How the auditory system maps temporal acoustic cues into spatial patterns

Shihab A. Shamma

University of Maryland

The perception of sound involves a complex array of attributes, ranging from the sensation of timber and pitch, to the localization and fusion of sound sources. Computational strategies proposed to describe these phenomena have emphasized temporal features in the representation of sound in the auditory system. This is in contrast to visual processing where spatial features, such as edges, their orientation and direction of motion selectivity, play a critical role in defining an image. These divergent views of auditory and visual processing have led to the conclusion that the underlying neural networks must be quite different. However, if one adopts the tonotopic axis of the cochlea as the spatial axis of the auditory system, one finds a multitude of intricate spatio-temporal cues in the neural response patterns distributed along the tonotopic axis of the peripheral and central auditory system. These findings suggest a unified computational framework, and hence shared neural network architectures, for central auditory and visual processing. Specifically, we shall demonstrate here how four fundamental concepts in visual processing play an analogous role in auditory processing and perception.
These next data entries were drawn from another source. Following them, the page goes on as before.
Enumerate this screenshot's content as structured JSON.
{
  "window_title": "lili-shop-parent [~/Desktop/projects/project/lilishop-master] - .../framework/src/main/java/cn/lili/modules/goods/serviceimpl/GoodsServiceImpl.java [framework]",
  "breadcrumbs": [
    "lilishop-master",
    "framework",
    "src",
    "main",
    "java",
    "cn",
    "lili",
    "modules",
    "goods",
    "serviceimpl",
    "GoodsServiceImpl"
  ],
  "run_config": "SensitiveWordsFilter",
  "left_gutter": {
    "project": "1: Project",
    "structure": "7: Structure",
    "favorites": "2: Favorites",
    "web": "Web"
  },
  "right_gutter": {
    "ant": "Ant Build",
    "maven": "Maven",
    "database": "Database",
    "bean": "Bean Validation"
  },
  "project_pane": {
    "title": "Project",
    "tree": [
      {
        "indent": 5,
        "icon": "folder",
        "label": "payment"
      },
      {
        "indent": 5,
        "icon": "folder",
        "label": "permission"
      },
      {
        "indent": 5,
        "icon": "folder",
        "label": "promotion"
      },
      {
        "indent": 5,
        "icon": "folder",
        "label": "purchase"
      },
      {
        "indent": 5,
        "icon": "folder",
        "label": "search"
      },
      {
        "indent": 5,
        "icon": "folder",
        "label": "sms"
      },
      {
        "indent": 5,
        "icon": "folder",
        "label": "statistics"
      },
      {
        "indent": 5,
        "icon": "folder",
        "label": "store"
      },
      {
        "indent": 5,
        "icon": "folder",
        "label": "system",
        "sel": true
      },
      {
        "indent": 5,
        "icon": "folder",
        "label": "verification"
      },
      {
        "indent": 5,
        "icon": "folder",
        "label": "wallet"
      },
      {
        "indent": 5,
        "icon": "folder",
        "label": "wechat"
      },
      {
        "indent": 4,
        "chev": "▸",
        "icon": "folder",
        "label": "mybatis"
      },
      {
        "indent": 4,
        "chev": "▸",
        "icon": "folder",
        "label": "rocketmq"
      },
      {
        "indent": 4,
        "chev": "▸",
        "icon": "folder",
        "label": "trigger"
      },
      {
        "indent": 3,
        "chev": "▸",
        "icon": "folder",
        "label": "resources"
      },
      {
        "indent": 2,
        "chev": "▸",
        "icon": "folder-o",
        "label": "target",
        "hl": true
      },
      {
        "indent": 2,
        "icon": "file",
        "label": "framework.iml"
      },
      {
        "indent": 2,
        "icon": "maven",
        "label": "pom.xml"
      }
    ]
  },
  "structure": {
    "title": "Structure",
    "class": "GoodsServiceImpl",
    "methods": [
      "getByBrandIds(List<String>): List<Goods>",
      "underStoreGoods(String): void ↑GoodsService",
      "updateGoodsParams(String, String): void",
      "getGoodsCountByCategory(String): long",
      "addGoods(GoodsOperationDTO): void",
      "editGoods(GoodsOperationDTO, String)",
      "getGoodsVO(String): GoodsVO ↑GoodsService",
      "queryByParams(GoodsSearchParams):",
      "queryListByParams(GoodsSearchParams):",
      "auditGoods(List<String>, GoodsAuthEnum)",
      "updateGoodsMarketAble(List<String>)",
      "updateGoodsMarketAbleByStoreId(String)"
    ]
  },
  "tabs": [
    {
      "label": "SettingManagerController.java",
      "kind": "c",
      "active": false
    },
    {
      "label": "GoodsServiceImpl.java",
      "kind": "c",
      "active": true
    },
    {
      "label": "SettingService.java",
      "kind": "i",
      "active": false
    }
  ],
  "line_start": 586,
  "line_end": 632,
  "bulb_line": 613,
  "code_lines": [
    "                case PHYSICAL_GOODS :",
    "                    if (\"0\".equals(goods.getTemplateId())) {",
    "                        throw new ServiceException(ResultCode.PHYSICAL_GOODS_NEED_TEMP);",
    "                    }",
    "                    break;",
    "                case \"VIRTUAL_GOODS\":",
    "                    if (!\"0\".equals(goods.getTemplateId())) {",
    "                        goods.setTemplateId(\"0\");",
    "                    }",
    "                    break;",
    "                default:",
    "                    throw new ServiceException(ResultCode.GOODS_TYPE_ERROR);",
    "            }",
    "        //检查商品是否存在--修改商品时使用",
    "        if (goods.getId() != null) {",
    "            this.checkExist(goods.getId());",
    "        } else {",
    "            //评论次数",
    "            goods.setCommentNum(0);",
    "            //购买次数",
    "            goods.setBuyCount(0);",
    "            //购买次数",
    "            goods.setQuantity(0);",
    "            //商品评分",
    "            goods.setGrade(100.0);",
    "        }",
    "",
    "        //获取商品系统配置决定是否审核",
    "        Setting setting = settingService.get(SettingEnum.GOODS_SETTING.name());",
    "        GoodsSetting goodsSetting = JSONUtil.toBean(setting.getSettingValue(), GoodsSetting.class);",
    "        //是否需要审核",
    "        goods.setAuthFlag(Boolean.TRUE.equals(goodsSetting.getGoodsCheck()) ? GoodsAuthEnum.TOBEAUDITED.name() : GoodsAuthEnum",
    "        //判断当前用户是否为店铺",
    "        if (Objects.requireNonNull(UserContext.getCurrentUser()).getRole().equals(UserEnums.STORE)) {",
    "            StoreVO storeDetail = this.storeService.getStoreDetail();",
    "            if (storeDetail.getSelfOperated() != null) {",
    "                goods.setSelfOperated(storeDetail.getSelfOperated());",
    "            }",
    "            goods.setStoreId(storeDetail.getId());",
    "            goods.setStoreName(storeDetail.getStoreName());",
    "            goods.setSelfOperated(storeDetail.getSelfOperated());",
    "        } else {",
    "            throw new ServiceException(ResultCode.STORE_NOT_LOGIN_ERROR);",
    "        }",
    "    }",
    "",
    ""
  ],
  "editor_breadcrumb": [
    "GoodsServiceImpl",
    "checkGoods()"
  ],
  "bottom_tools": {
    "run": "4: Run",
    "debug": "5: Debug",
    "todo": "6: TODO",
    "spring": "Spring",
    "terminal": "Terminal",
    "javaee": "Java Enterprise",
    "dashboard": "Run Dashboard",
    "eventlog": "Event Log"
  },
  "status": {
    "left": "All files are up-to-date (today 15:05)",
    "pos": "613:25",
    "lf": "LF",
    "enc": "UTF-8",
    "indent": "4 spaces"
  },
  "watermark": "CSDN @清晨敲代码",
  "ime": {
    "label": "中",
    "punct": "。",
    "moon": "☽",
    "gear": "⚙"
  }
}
These are: (1) Lateral inhibition for extraction of the acoustic spectrum in the cochlear nucleus; (2) Edge orientation and direction of motion sensitivity for spectral analysis underlying timbre perception; (3) Coincidence detection (as in figure/surround segregation and perception of bilateral symmetry) for sound source-delineation based on common onsets and harmonic relationships, and for complex pitch perception in general; (4) stereopsis for binaural processing and localization.